Я шмыгаю носом, пытаюсь сдержать слезы, но не получается. Я не поворачиваюсь выяснить, кто это, узнаю по голосу. И не решаюсь пошевелиться.
Он дотрагивается до моего плеча. Я все стою неподвижно.
– Эй. – Он мягко поворачивает меня к себе.
Я скрещиваю руки на груди и не поднимаю на него глаз.
Он притягивает меня к себе, обнимает, целует в лоб. И я выпускаю все наружу – в его объятьях, на его груди.

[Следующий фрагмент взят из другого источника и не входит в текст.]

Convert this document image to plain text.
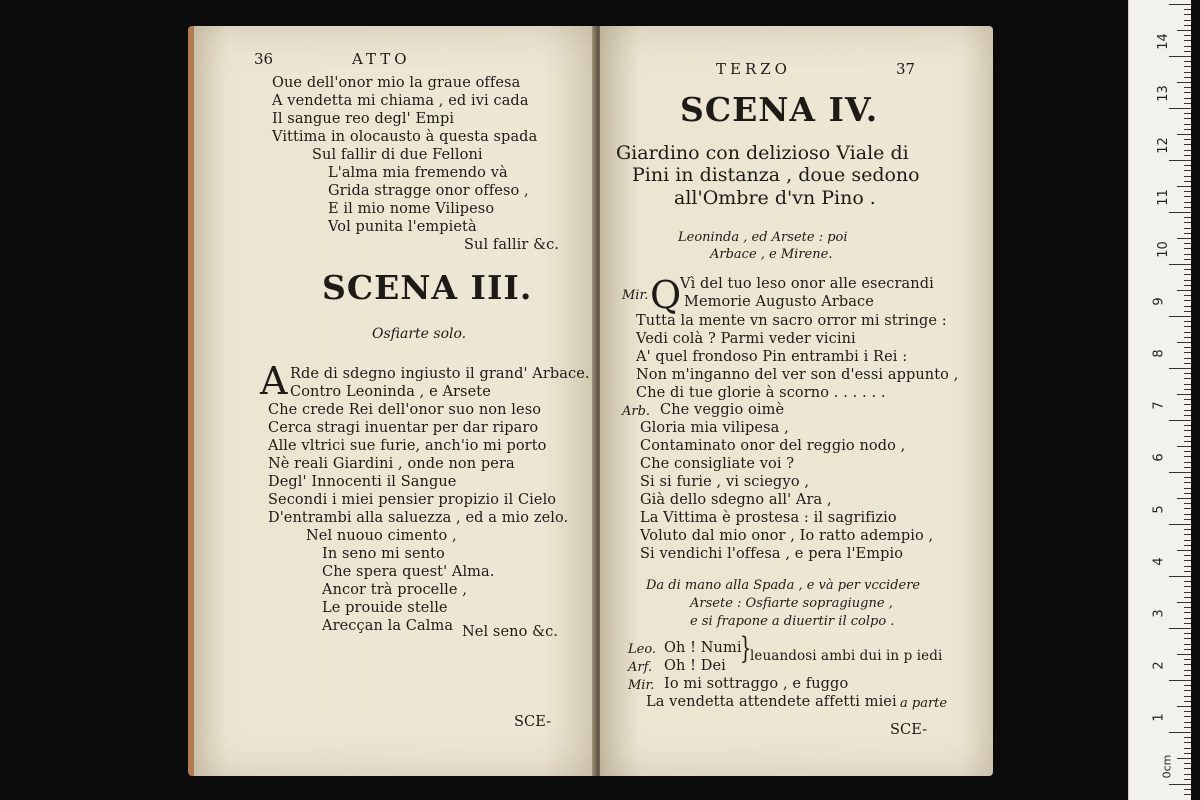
36	ATTO
Oue dell'onor mio la graue offesa
A vendetta mi chiama , ed ivi cada
Il sangue reo degl' Empi
Vittima in olocausto à questa spada
Sul fallir di due Felloni
L'alma mia fremendo và
Grida stragge onor offeso ,
E il mio nome Vilipeso
Vol punita l'empietà
Sul fallir &c.
SCENA III.
Osfiarte solo.
A Rde di sdegno ingiusto il grand' Arbace.
Contro Leoninda , e Arsete
Che crede Rei dell'onor suo non leso
Cerca stragi inuentar per dar riparo
Alle vltrici sue furie, anch'io mi porto
Nè reali Giardini , onde non pera
Degl' Innocenti il Sangue
Secondi i miei pensier propizio il Cielo
D'entrambi alla saluezza , ed a mio zelo.
Nel nuouo cimento ,
In seno mi sento
Che spera quest' Alma.
Ancor trà procelle ,
Le prouide stelle
Arecçan la Calma Nel seno &c.
SCE-
TERZO	37
SCENA IV.
Giardino con delizioso Viale di
Pini in distanza , doue sedono
all'Ombre d'vn Pino .
Leoninda , ed Arsete : poi
Arbace , e Mirene.
Mir. Q
Vì del tuo leso onor alle esecrandi
Memorie Augusto Arbace
Tutta la mente vn sacro orror mi stringe :
Vedi colà ? Parmi veder vicini
A' quel frondoso Pin entrambi i Rei :
Non m'inganno del ver son d'essi appunto ,
Che di tue glorie à scorno . . . . . .
Arb. Che veggio oimè
Gloria mia vilipesa ,
Contaminato onor del reggio nodo ,
Che consigliate voi ?
Si si furie , vi sciegуо ,
Già dello sdegno all' Ara ,
La Vittima è prostesa : il sagrifizio
Voluto dal mio onor , Io ratto adempio ,
Si vendichi l'offesa , e pera l'Empio
Da di mano alla Spada , e và per vccidere
Arsete : Osfiarte sopragiugne ,
e si frapone a diuertir il colpo .
Leo. Oh ! Numi
Arf. Oh ! Dei }
leuandosi ambi dui in p iedi
Mir. Io mi sottraggo , e fuggo
La vendetta attendete affetti miei a parte
SCE-
14
13
12
11
10
9
8
7
6
5
4
3
2
1
0cm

Потом слегка отстраняюсь, смотрю ему в глаза. Он большими пальцами смахивает мне слезы со щек, целует в губы.
Последнее, что со мной происходит в нашем доме, – я целуюсь с парнем, тем самым парнем, который переехал на другую сторону улицы и изменил тут все. Может, именно этого Мадрина и хотела с самого начала: чтобы я нашла любовь и забрала ее с собой, когда уеду.
Держась за руки, мы спускаемся по лестнице, выходим из дома. На тротуаре – половина нашего квартала: прощаются с сестрами, с родителями. Поворачиваются и снова видят, как мы с Дарием держимся за руки. Понятное дело, всем тут же надо по этому поводу высказаться. Кто-то свистит, кто-то улюлюкает, остальные смеются – можно подумать, мы пятилетки и эта ерунда все равно ненадолго.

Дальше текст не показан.